Chapter 1:

Chapter One: The Sound of Forgotten Things

The Archivist of Lost Eras


The map shouldn’t have moved.

Confident that his eyes were playing tricks, Yusuf blinked twice. But there it was—constellations creeping ever so slightly across the parchment, the ink changing. Just enough to unsettle. Just enough to make him lean in, as though proximity might explain something.

The map was at least two thousand years old. Faded beyond legibility in some places, brittle as old leaves in others. It had taken him two weeks to stabilize it in a humidity-controlled chamber, and another week just to decipher three of its six symbols. But now, under the sterile museum lights of the archive, the thing moved.

He remained calm. Still.

Rather, Yusuf leaned back in his chair, adjusting his glasses and letting out a slow exhale. The chair made a sharp creaking sound in the vault's quiet. It was long after midnight. He was alone. His colleagues had gone home hours ago. Cairo was quiet outside, reduced to distant traffic and the occasional dog barking in some forgotten alley.

The map lay still.

He looked again.

This time, the edges changed rather than the stars. The parchment curled inward and peeled slightly at the corners. It seemed to be breathing. He reached out instinctively and laid two fingers on its surface.

The moment he touched it, the air turned heavy.

A sharp pop cracked the silence—like pressure equalizing between two sealed rooms—and suddenly the hum of the archive lights cut out. The temperature dropped several degrees in an instant.

Then came the voice.

Not heard with ears, but inside his skull. A whisper layered over a chorus, distant and close at once. Familiar yet impossible.

“You remember us.”

The world tilted sideways. His chair toppled. He didn’t hit the floor.

He fell through nothing.

Not dark. Not even empty. Just… void. Cold and silent and still. Yet something moved in it—shapes that weren’t quite shapes, light without source, cities floating upside down and inside out. And there was a tree in the middle of it all.

Its branches were gnarled and bone-white, and its trunk extended in all directions. Like veins, gold lines throbbed through the bark. The tree was dead. It was dying. It had never lived.

Beneath it stood a child.

Small. Cloaked. No face. No features at all, just a blank space where a person should be. It held something in its hand.

A broken hourglass.

The sand inside the hourglass trickled upward as Yusuf fell.

He gasped as he awoke.

He did not recognize the ceiling above him; it was made of glowing patterns etched into slabs of black stone. A ragged hole in the roof let in pale light. Like fog, dust hung in the air.

He sat up slowly. His head throbbed.

His clothes were intact. He had dirty hands. There was a slight scent of wet stone and ash in the air.

He had left the museum.

Around him, the walls were eroding and had cracks that resembled vines. Huge statues of humanoid figures without faces flanked the room. The language carved beneath their feet was ancient and looping. He’d seen fragments of it once before, on a clay tablet marked “Unclassified – Prehistoric?”.

He stumbled to his feet, motivated more by instinct than knowledge.

An altar sat in the middle of the demolished room.
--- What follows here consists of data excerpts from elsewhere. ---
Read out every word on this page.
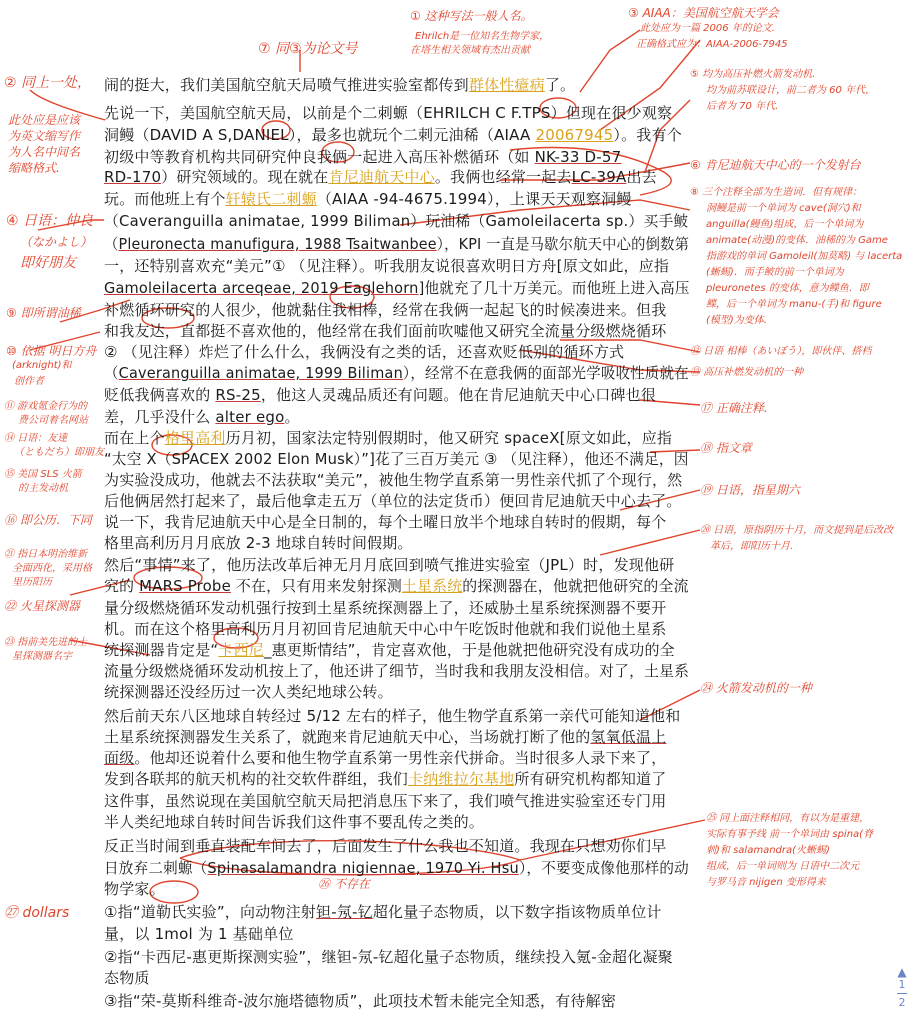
闹的挺大，我们美国航空航天局喷气推进实验室都传到群体性癔病了。
先说一下，美国航空航天局，以前是个二刺螈（EHRILCH C F.TPS）但现在很少观察
洞鳗（DAVID A S,DANIEL），最多也就玩个二刺元油稀（AIAA 20067945）。我有个
初级中等教育机构共同研究仲良我俩一起进入高压补燃循环（如 NK-33 D-57
RD-170）研究领域的。现在就在肯尼迪航天中心。我俩也经常一起去LC-39A出去
玩。而他班上有个轩辕氏二刺螈（AIAA -94-4675.1994），上课天天观察洞鳗
（Caveranguilla animatae, 1999 Biliman）玩油稀（Gamoleilacerta sp.）买手鲏
（Pleuronecta manufigura, 1988 Tsaitwanbee），KPI 一直是马歇尔航天中心的倒数第
一，还特别喜欢充“美元”① （见注释）。听我朋友说很喜欢明日方舟[原文如此，应指
Gamoleilacerta arceqeae, 2019 Eaglehorn]他就充了几十万美元。而他班上进入高压
补燃循环研究的人很少，他就黏住我相棒，经常在我俩一起起飞的时候凑进来。但我
和我友达，直都挺不喜欢他的，他经常在我们面前吹嘘他又研究全流量分级燃烧循环
② （见注释）炸烂了什么什么，我俩没有之类的话，还喜欢贬低别的循环方式
（Caveranguilla animatae, 1999 Biliman），经常不在意我俩的面部光学吸收性质就在
贬低我俩喜欢的 RS-25，他这人灵魂品质还有问题。他在肯尼迪航天中心口碑也很
差，几乎没什么 alter ego。
而在上个格里高利历月初，国家法定特别假期时，他又研究 spaceX[原文如此，应指
“太空 X（SPACEX 2002 Elon Musk）”]花了三百万美元 ③ （见注释），他还不满足，因
为实验没成功，他就去不法获取“美元”，被他生物学直系第一男性亲代抓了个现行，然
后他俩居然打起来了，最后他拿走五万（单位的法定货币）便回肯尼迪航天中心去了。
说一下，我肯尼迪航天中心是全日制的，每个土曜日放半个地球自转时的假期，每个
格里高利历月月底放 2-3 地球自转时间假期。
然后“事情”来了，他历法改革后神无月月底回到喷气推进实验室（JPL）时，发现他研
究的 MARS Probe 不在，只有用来发射探测土星系统的探测器在，他就把他研究的全流
量分级燃烧循环发动机强行按到土星系统探测器上了，还威胁土星系统探测器不要开
机。而在这个格里高利历月月初回肯尼迪航天中心中午吃饭时他就和我们说他土星系
统探测器肯定是“卡西尼_惠更斯情结”，肯定喜欢他，于是他就把他研究没有成功的全
流量分级燃烧循环发动机按上了，他还讲了细节，当时我和我朋友没相信。对了，土星系
统探测器还没经历过一次人类纪地球公转。
然后前天东八区地球自转经过 5/12 左右的样子，他生物学直系第一亲代可能知道他和
土星系统探测器发生关系了，就跑来肯尼迪航天中心，当场就打断了他的氢氧低温上
面级。他却还说着什么要和他生物学直系第一男性亲代拼命。当时很多人录下来了，
发到各联邦的航天机构的社交软件群组，我们卡纳维拉尔基地所有研究机构都知道了
这件事，虽然说现在美国航空航天局把消息压下来了，我们喷气推进实验室还专门用
半人类纪地球自转时间告诉我们这件事不要乱传之类的。
反正当时闹到垂直装配车间去了，后面发生了什么我也不知道。我现在只想劝你们早
日放弃二刺螈（Spinasalamandra nigiennae, 1970 Yi. Hsu），不要变成像他那样的动
物学家。
①指“道勒氏实验”，向动物注射钽-氖-钇超化量子态物质，以下数字指该物质单位计
量，以 1mol 为 1 基础单位
②指“卡西尼-惠更斯探测实验”，继钽-氖-钇超化量子态物质，继续投入氪-金超化凝聚
态物质
③指“荣-莫斯科维奇-波尔施塔德物质”，此项技术暂未能完全知悉，有待解密
① 这种写法一般人名。
Ehrilch是一位知名生物学家，
在塔生相关领域有杰出贡献
③ AIAA：美国航空航天学会
此处应为一篇 2006 年的论文.
正确格式应为：AIAA-2006-7945
⑦ 同③为论文号
② 同上一处，
此处应是应该
为英文缩写作
为人名中间名
缩略格式.
⑤ 均为高压补燃火箭发动机.
均为前苏联设计，前二者为 60 年代，
后者为 70 年代.
⑥ 肯尼迪航天中心的一个发射台
④ 日语：仲良
（なかよし）
即好朋友
⑧ 三个注释全部为生造词．但有规律：
洞鳗是前一个单词为 cave(洞穴)和
anguilla(鳗鱼)组成，后一个单词为
animate(动漫)的变体．油稀的为 Game
指游戏的单词 Gamoleil(加莫略) 与 lacerta
(蜥蜴)．而手鲏的前一个单词为
pleuronetes 的变体，意为鲽鱼．即
鲽，后一个单词为 manu-(手)和 figure
(模型)为变体.
⑨ 即所谓油稀
⑩ 依据 明日方舟
(arknight)和
创作者
⑫ 日语 相棒（あいぼう），即伙伴、搭档
⑬ 高压补燃发动机的一种
⑪ 游戏氪金行为的
费公司着名网站
⑭ 日语：友達
（ともだち）即朋友
⑮ 美国 SLS 火箭
的主发动机
⑯ 即公历．下同
⑰ 正确注释.
⑱ 指文章
⑲ 日语，指星期六
⑳ 日语，原指阴历十月，而文提到是后改改
革后，即阳历十月.
㉑ 指日本明治维新
全面西化，采用格
里历阳历
㉒ 火星探测器
㉓ 指前美先进的土
星探测器名字
㉔ 火箭发动机的一种
㉕ 同上面注释相同，有以为是重建，
实际有事予线 前一个单词由 spina(脊
刺)和 salamandra(火蜥蜴)
组成，后一单词则为 日语中二次元
与罗马音 nijigen 变形得来
㉖ 不存在
㉗ dollars
▲
1
2
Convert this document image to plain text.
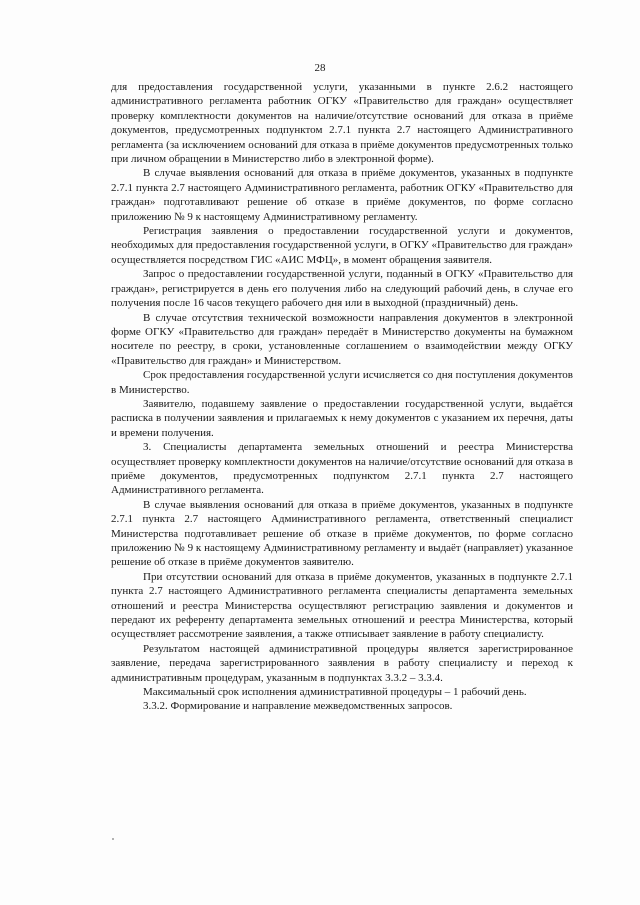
28

для предоставления государственной услуги, указанными в пункте 2.6.2 настоящего административного регламента работник ОГКУ «Правительство для граждан» осуществляет проверку комплектности документов на наличие/отсутствие оснований для отказа в приёме документов, предусмотренных подпунктом 2.7.1 пункта 2.7 настоящего Административного регламента (за исключением оснований для отказа в приёме документов предусмотренных только при личном обращении в Министерство либо в электронной форме).

В случае выявления оснований для отказа в приёме документов, указанных в подпункте 2.7.1 пункта 2.7 настоящего Административного регламента, работник ОГКУ «Правительство для граждан» подготавливают решение об отказе в приёме документов, по форме согласно приложению № 9 к настоящему Административному регламенту.

Регистрация заявления о предоставлении государственной услуги и документов, необходимых для предоставления государственной услуги, в ОГКУ «Правительство для граждан» осуществляется посредством ГИС «АИС МФЦ», в момент обращения заявителя.

Запрос о предоставлении государственной услуги, поданный в ОГКУ «Правительство для граждан», регистрируется в день его получения либо на следующий рабочий день, в случае его получения после 16 часов текущего рабочего дня или в выходной (праздничный) день.

В случае отсутствия технической возможности направления документов в электронной форме ОГКУ «Правительство для граждан» передаёт в Министерство документы на бумажном носителе по реестру, в сроки, установленные соглашением о взаимодействии между ОГКУ «Правительство для граждан» и Министерством.

Срок предоставления государственной услуги исчисляется со дня поступления документов в Министерство.

Заявителю, подавшему заявление о предоставлении государственной услуги, выдаётся расписка в получении заявления и прилагаемых к нему документов с указанием их перечня, даты и времени получения.

3. Специалисты департамента земельных отношений и реестра Министерства осуществляет проверку комплектности документов на наличие/отсутствие оснований для отказа в приёме документов, предусмотренных подпунктом 2.7.1 пункта 2.7 настоящего Административного регламента.

В случае выявления оснований для отказа в приёме документов, указанных в подпункте 2.7.1 пункта 2.7 настоящего Административного регламента, ответственный специалист Министерства подготавливает решение об отказе в приёме документов, по форме согласно приложению № 9 к настоящему Административному регламенту и выдаёт (направляет) указанное решение об отказе в приёме документов заявителю.

При отсутствии оснований для отказа в приёме документов, указанных в подпункте 2.7.1 пункта 2.7 настоящего Административного регламента специалисты департамента земельных отношений и реестра Министерства осуществляют регистрацию заявления и документов и передают их референту департамента земельных отношений и реестра Министерства, который осуществляет рассмотрение заявления, а также отписывает заявление в работу специалисту.

Результатом настоящей административной процедуры является зарегистрированное заявление, передача зарегистрированного заявления в работу специалисту и переход к административным процедурам, указанным в подпунктах 3.3.2 – 3.3.4.

Максимальный срок исполнения административной процедуры – 1 рабочий день.

3.3.2. Формирование и направление межведомственных запросов.
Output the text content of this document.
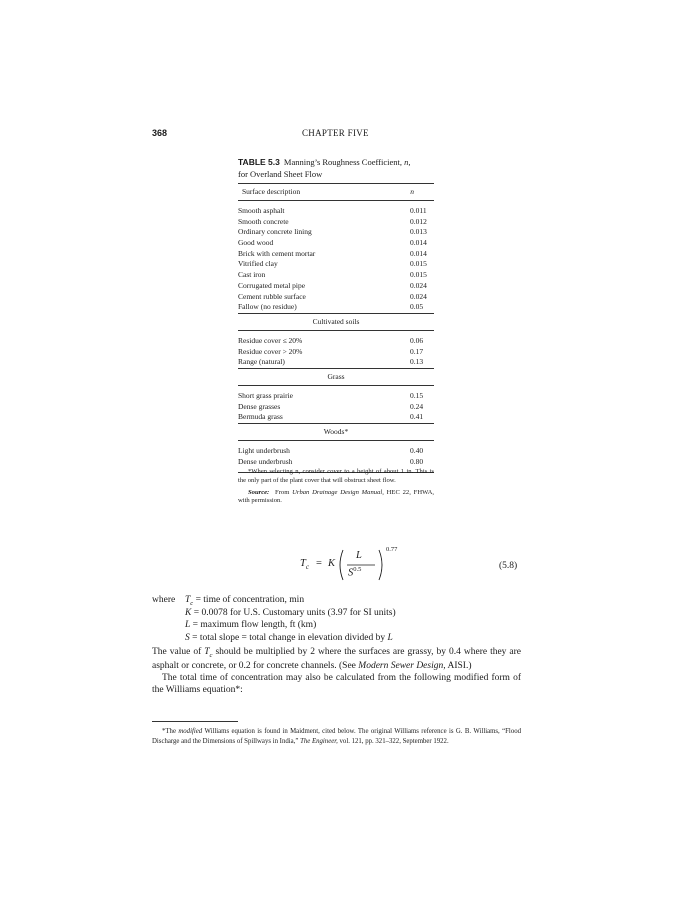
368	CHAPTER FIVE
TABLE 5.3 Manning’s Roughness Coefficient, n,
for Overland Sheet Flow
Surface description	n
Smooth asphalt	0.011
Smooth concrete	0.012
Ordinary concrete lining	0.013
Good wood	0.014
Brick with cement mortar	0.014
Vitrified clay	0.015
Cast iron	0.015
Corrugated metal pipe	0.024
Cement rubble surface	0.024
Fallow (no residue)	0.05
Cultivated soils
Residue cover ≤ 20%	0.06
Residue cover > 20%	0.17
Range (natural)	0.13
Grass
Short grass prairie	0.15
Dense grasses	0.24
Bermuda grass	0.41
Woods*
Light underbrush	0.40
Dense underbrush	0.80

*When selecting n, consider cover to a height of about 1 in. This is the only part of the plant cover that will obstruct sheet flow.

Source: From Urban Drainage Design Manual, HEC 22, FHWA, with permission.

$T_c = K$
L
$S^{0.5}$
0.77
(5.8)
where $T_c$ = time of concentration, min
K = 0.0078 for U.S. Customary units (3.97 for SI units)
L = maximum flow length, ft (km)
S = total slope = total change in elevation divided by L

The value of $T_c$ should be multiplied by 2 where the surfaces are grassy, by 0.4 where they are asphalt or concrete, or 0.2 for concrete channels. (See Modern Sewer Design, AISI.)

The total time of concentration may also be calculated from the following modified form of the Williams equation*:

*The modified Williams equation is found in Maidment, cited below. The original Williams reference is G. B. Williams, “Flood Discharge and the Dimensions of Spillways in India,” The Engineer, vol. 121, pp. 321–322, September 1922.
Broken. Shattered in three places. Atop it, a shape—small, human-sized—faced away from him.

The faceless child.

It turned slowly. No movement of legs. Just a shifting of existence.

And then, without lips or mouth, it spoke.

“You were not summoned.”
“You were not chosen.”
“You are the last door left open.”

Yusuf couldn’t move. not even able to breathe correctly. A low hum reverberated through his chest as he gazed at the child, if that was what it was.

Symbols lit up beneath his feet.

They weren’t written in any ink—just burned directly into the stone, rising with light like fireflies. He didn’t know how he understood them, but he did. As clearly as his native tongue.

This is the Record that Remains.
And this is the Price for Remembering.

Pain flared behind his eyes. Not blinding—but sharp, precise, like a thread being tugged loose in his brain. A memory slid forward. Not from childhood. Not even from his own life.

A battlefield. A shattered moon. A name screamed into silence.
And a woman made of pages, burning in the wind.

He clutched his head.

When the vision faded, the child was gone. The altar was cracked further. A single symbol glowed at the center of the stone:

“Kalas.”

He didn’t know the word, but it knew him.

Yusuf stumbled backward, breathing hard, sweat clinging to his back.

He looked around at the ruins—the lost temple, the lightless sky beyond the broken walls, the eerie hush that blanketed the world. Somewhere out there, cities hung in fragments above the horizon. Ruins that floated.

He felt it then.

Not fear. Not wonder. But a quiet certainty.

He was no longer on Earth.
He had not been summoned.
He had been remembered.

And the world that remembered him was dying.